Vembanad Lake, the hub of backwater tourism in Kerala and the largest wetland system in the country, may cease to exist in another 50 years as climate change aggravates the complex threats posed by land use changes, according to a study conducted by the National Centre for Earth Science Studies (NCESS) here.

 

The study on the environmental management action plan for eco-restoration of the lake and its inflowing rivers found that urbanisation, pollution and reclamation had whittled down the water mass by 40 per cent in area and 65 per cent in depth.

 

Presenting the findings at a workshop on climate change here, former scientist Ajayakumar Varma, who led the study, said 55,000 hectares of backwaters had been reclaimed and converted into polders for paddy cultivation. The carrying capacity of the lake had gone down from 2.45 to 0.56 cubic km, registering a decline of 78 per cent, while the urban agglomeration had increased five times over the last 50 years.

 

The study found that the inflow of sediments to the lake had gone up over the years.

 

The study of the land use pattern in Vembanad revealed that the area under plantations had increased from 27 to 40 per cent during the period from 1976 to 2010, while the area under settlements increased from 13 to 30 per cent.
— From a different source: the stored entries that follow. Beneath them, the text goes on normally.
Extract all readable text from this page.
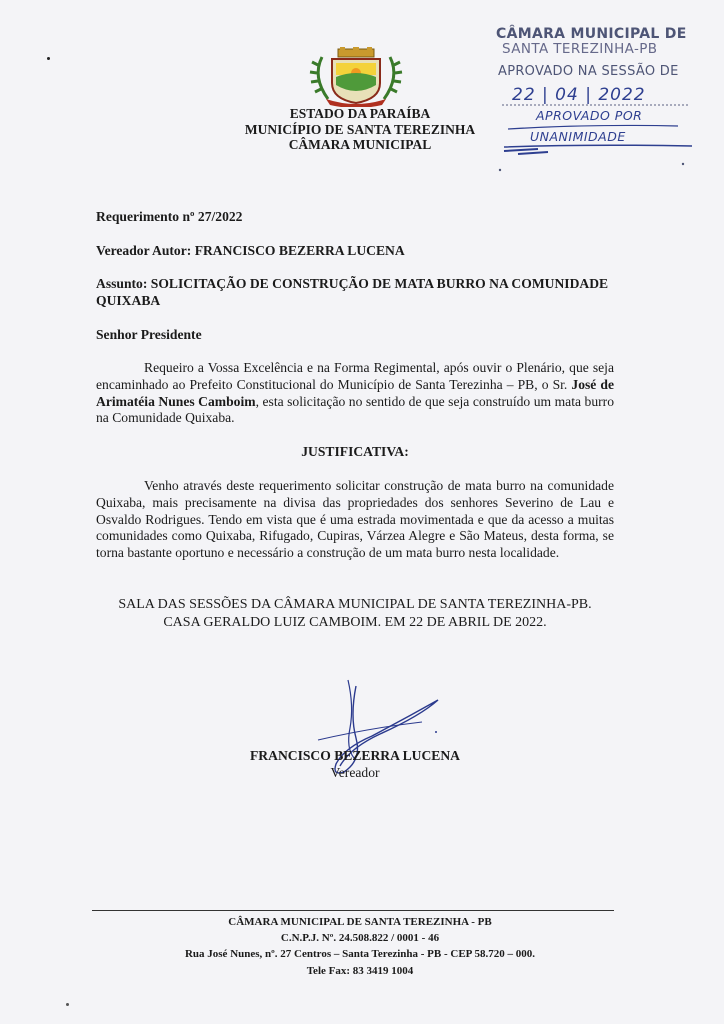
ESTADO DA PARAÍBA
MUNICÍPIO DE SANTA TEREZINHA
CÂMARA MUNICIPAL
CÂMARA MUNICIPAL DE
SANTA TEREZINHA-PB
APROVADO NA SESSÃO DE
22 | 04 | 2022
APROVADO POR
UNANIMIDADE
Requerimento nº 27/2022
Vereador Autor: FRANCISCO BEZERRA LUCENA
Assunto: SOLICITAÇÃO DE CONSTRUÇÃO DE MATA BURRO NA COMUNIDADE QUIXABA
Senhor Presidente
Requeiro a Vossa Excelência e na Forma Regimental, após ouvir o Plenário, que seja encaminhado ao Prefeito Constitucional do Município de Santa Terezinha – PB, o Sr. José de Arimatéia Nunes Camboim, esta solicitação no sentido de que seja construído um mata burro na Comunidade Quixaba.
JUSTIFICATIVA:
Venho através deste requerimento solicitar construção de mata burro na comunidade Quixaba, mais precisamente na divisa das propriedades dos senhores Severino de Lau e Osvaldo Rodrigues. Tendo em vista que é uma estrada movimentada e que da acesso a muitas comunidades como Quixaba, Rifugado, Cupiras, Várzea Alegre e São Mateus, desta forma, se torna bastante oportuno e necessário a construção de um mata burro nesta localidade.
SALA DAS SESSÕES DA CÂMARA MUNICIPAL DE SANTA TEREZINHA-PB.
CASA GERALDO LUIZ CAMBOIM. EM 22 DE ABRIL DE 2022.
FRANCISCO BEZERRA LUCENA
Vereador
CÂMARA MUNICIPAL DE SANTA TEREZINHA - PB
C.N.P.J. Nº. 24.508.822 / 0001 - 46
Rua José Nunes, nº. 27 Centros – Santa Terezinha - PB - CEP 58.720 – 000.
Tele Fax: 83 3419 1004
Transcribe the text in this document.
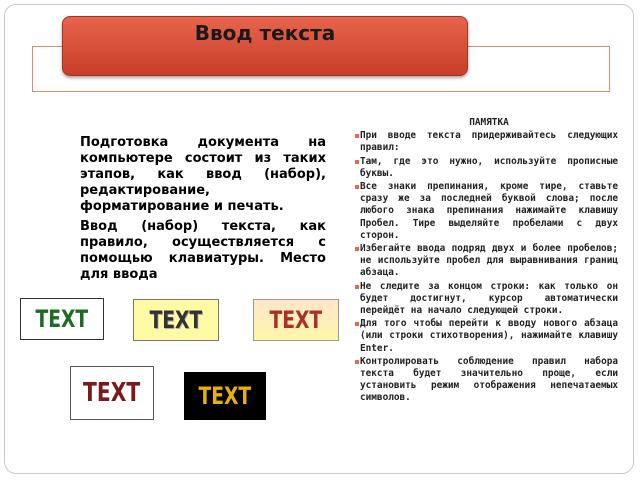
Ввод текста

Подготовка документа на компьютере состоит из таких этапов, как ввод (набор), редактирование, форматирование и печать.

Ввод (набор) текста, как правило, осуществляется с помощью клавиатуры. Место для ввода

ПАМЯТКА

При вводе текста придерживайтесь следующих правил:

Там, где это нужно, используйте прописные буквы.

Все знаки препинания, кроме тире, ставьте сразу же за последней буквой слова; после любого знака препинания нажимайте клавишу Пробел. Тире выделяйте пробелами с двух сторон.

Избегайте ввода подряд двух и более пробелов; не используйте пробел для выравнивания границ абзаца.

Не следите за концом строки: как только он будет достигнут, курсор автоматически перейдёт на начало следующей строки.

Для того чтобы перейти к вводу нового абзаца (или строки стихотворения), нажимайте клавишу Enter.

Контролировать соблюдение правил набора текста будет значительно проще, если установить режим отображения непечатаемых символов.

TEXT	TEXT	TEXT
TEXT TEXT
The forested area had shrunk from 59 to 30 per cent during the period.

 

Dr.Varma said the spatial and temporal variation in the rainfall pattern pointed to the influence of climate change factors on the river flow and wetland ecosystem.

 

The Pampa, he said, needed seven to nine times more than the present river flow of four cubic metres per sec, while the Muvattupuzha would experience saline intrusion if the present flow of 45- 55 cu m/s went down to 25 cu m/s. The report said the indiscriminate exploitation of groundwater and the contamination of surface and groundwater systems was likely to trigger a water crisis in the area. The situation could be aggravated by the impact of sea level rise on coastal surface and ground water systems.

 

The report has recommended the conservation of natural regions and micro watershed based land and water conservation programmes to enhance the carrying capacity of water bodies.